Dwight imagined Shah in the car, heading back to Mumbai, rubbing his hands, probably making a gleeful call on his cell phone, hooting into it, something like, "It is done!" Shah thought he'd pulled a fast one, secured the Harvard account, ingratiated himself with Sheely and Kohut and Elfman—all the while keeping Dwight in the dark. He had maneuvered him to this ashram, divested him of his laptop, and was going off to get rich. He believed that he had fooled Dwight.

No, it had been a favor, a gift.

Once, at Shah's house, at that dinner, hearing Shah describe his mendicant father, Dwight had had a vision of himself as a holy man on a dusty road, swinging a stick, eating an apple. He had laughed then, because it had seemed so improbable, and it had been a way of jeering at himself. Now, lying on a narrow cot in the tidy room freshened by the fizz of leaves and the morning air at his open window, he saw himself again, a skinny sunburned geek in a turban and loincloth, carrying a wooden staff, and strolling down a country road, craving nothing except more life—happy, seeing things as they were.

The Elephant God
1

Walking toward the railway station, its dome like a huge head, its scrollwork and buttresses suggesting big ears, Alice smiled at the way the old building glittered like a great gray creature of granite, but closer it was just fakery, India mimicking England, a hodgepodge of disappointed Gothic. Alice hesitated at the archway, then stepped through the entrance. Inside it was a nut house, and it stank.
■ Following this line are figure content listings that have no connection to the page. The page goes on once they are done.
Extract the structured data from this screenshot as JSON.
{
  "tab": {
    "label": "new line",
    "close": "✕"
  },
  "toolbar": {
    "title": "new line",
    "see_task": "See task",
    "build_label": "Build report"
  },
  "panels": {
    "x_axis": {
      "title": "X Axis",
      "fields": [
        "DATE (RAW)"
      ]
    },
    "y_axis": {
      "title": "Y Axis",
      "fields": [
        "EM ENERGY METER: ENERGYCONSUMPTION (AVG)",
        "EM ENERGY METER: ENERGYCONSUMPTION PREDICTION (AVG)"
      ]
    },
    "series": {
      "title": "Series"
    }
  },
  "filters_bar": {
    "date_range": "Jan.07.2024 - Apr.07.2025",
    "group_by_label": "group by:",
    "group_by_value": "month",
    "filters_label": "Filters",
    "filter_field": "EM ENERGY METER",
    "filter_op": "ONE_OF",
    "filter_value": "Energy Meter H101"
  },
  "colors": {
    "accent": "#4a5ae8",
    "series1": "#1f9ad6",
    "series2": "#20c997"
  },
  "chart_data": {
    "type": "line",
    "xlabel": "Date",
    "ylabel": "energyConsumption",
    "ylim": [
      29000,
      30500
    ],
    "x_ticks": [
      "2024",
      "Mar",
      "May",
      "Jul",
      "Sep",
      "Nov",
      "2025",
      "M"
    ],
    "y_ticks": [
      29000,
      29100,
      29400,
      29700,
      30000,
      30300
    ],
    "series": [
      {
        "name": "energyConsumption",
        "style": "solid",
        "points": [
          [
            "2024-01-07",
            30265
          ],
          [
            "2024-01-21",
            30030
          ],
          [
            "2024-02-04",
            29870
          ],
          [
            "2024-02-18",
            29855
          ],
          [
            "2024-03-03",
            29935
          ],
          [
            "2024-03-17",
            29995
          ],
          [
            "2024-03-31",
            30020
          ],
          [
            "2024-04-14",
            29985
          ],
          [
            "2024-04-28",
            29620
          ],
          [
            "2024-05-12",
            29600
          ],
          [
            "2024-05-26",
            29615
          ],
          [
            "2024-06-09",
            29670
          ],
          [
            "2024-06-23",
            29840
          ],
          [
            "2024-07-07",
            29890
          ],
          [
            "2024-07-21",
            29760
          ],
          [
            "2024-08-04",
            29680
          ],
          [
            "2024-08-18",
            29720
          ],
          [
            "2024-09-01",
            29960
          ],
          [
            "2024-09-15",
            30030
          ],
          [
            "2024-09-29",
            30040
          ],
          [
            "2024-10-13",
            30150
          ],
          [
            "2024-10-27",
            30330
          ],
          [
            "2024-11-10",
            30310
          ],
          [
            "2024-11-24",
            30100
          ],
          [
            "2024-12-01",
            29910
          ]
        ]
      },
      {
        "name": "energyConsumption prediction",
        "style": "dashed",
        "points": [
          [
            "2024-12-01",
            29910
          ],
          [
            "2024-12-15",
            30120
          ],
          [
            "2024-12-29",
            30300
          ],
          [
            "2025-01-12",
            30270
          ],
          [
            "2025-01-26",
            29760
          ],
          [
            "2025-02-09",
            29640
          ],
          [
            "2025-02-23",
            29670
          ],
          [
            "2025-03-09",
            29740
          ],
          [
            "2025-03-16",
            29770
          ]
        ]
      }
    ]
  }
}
The smells of India still terrified her. From a distance, India was splendor; up close, misery.

A man with stumps for hands, just rounded wrists, approached her with pleading eyes and lips. She gave him a ten-rupee note but could not bear to see him manipulate it. She had to brave the waiting room because her friend Stella was late, as usual. Pretty girls were never punctual—was it another way of being noticed? Pretty girls were always forgiven. Pretty girls could be peculiarly reckless and were seldom harmed or blamed because they were pretty. And the weird thing was that pretty girls never believed they were pretty enough.
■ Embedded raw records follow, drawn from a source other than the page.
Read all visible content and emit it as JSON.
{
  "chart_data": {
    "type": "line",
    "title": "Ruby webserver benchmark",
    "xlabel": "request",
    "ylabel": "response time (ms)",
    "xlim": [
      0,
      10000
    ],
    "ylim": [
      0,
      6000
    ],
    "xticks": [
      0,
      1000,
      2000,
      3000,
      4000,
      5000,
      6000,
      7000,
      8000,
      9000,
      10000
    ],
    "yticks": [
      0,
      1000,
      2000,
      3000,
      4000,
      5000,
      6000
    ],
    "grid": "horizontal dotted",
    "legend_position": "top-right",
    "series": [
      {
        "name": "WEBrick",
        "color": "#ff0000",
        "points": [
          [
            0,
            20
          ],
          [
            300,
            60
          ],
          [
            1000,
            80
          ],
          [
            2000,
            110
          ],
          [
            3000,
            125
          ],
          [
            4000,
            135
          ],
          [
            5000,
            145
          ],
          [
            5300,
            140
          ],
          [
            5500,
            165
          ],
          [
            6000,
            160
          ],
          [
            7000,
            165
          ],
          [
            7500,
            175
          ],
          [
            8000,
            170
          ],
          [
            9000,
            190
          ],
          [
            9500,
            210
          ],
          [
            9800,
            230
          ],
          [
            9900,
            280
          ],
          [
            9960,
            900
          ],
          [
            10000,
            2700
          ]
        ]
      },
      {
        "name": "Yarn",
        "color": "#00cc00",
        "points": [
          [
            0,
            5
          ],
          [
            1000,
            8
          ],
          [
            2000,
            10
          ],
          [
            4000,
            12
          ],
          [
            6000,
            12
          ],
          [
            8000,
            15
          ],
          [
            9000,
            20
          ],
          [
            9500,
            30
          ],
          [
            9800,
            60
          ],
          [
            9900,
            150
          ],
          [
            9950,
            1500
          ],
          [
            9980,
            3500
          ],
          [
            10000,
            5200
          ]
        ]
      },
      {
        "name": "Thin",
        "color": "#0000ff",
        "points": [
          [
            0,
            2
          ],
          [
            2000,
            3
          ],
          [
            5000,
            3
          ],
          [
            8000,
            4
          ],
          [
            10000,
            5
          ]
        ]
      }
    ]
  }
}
Alice was never late, and she knew what that implied about her, but she told herself she didn't care. They had been friends at Brown, but not close. She had been the pretty girl's plain friend, a protector, to be patronized. Now, as this was not Providence, Rhode Island, but the world, over the weeks of their traveling together Alice had begun to see Stella in a new way. She pitied her for her egotism, her passivity, her abrupt changes of mind. Pretty girls had a free pass, they could do anything, especially get away with a childlike sort of helplessness. Alice wanted to say, "Someday it will be your undoing."

Having to search for Stella in the crowded station made Alice conspicuous and meant her having to stare at the people pushing, or the ones quarreling or sleeping in heaps on rectangles of cloth by the wall. Beaky old women sat abjectly in front of dishes of coins, exhibiting their misery. A mother with a limp baby made "give me food" gestures—her fingers fluttering to her mouth, presenting the baby as the object of suffering. Was the baby dead?

The Indian novels she'd read in the States had not prepared her for what she saw here. Where were the big fruitful families from these novels? Where were the jokes, the love affairs, the lavish marriage ceremonies, the solemn pieties, the virtuous peasants, the environmentalists, the musicians, the magic, the plausible young men? They seemed concocted to her now, and besieged in up-close India, all she thought of was Hieronymus Bosch, turtle-faced crones, stumpy men, deformed children.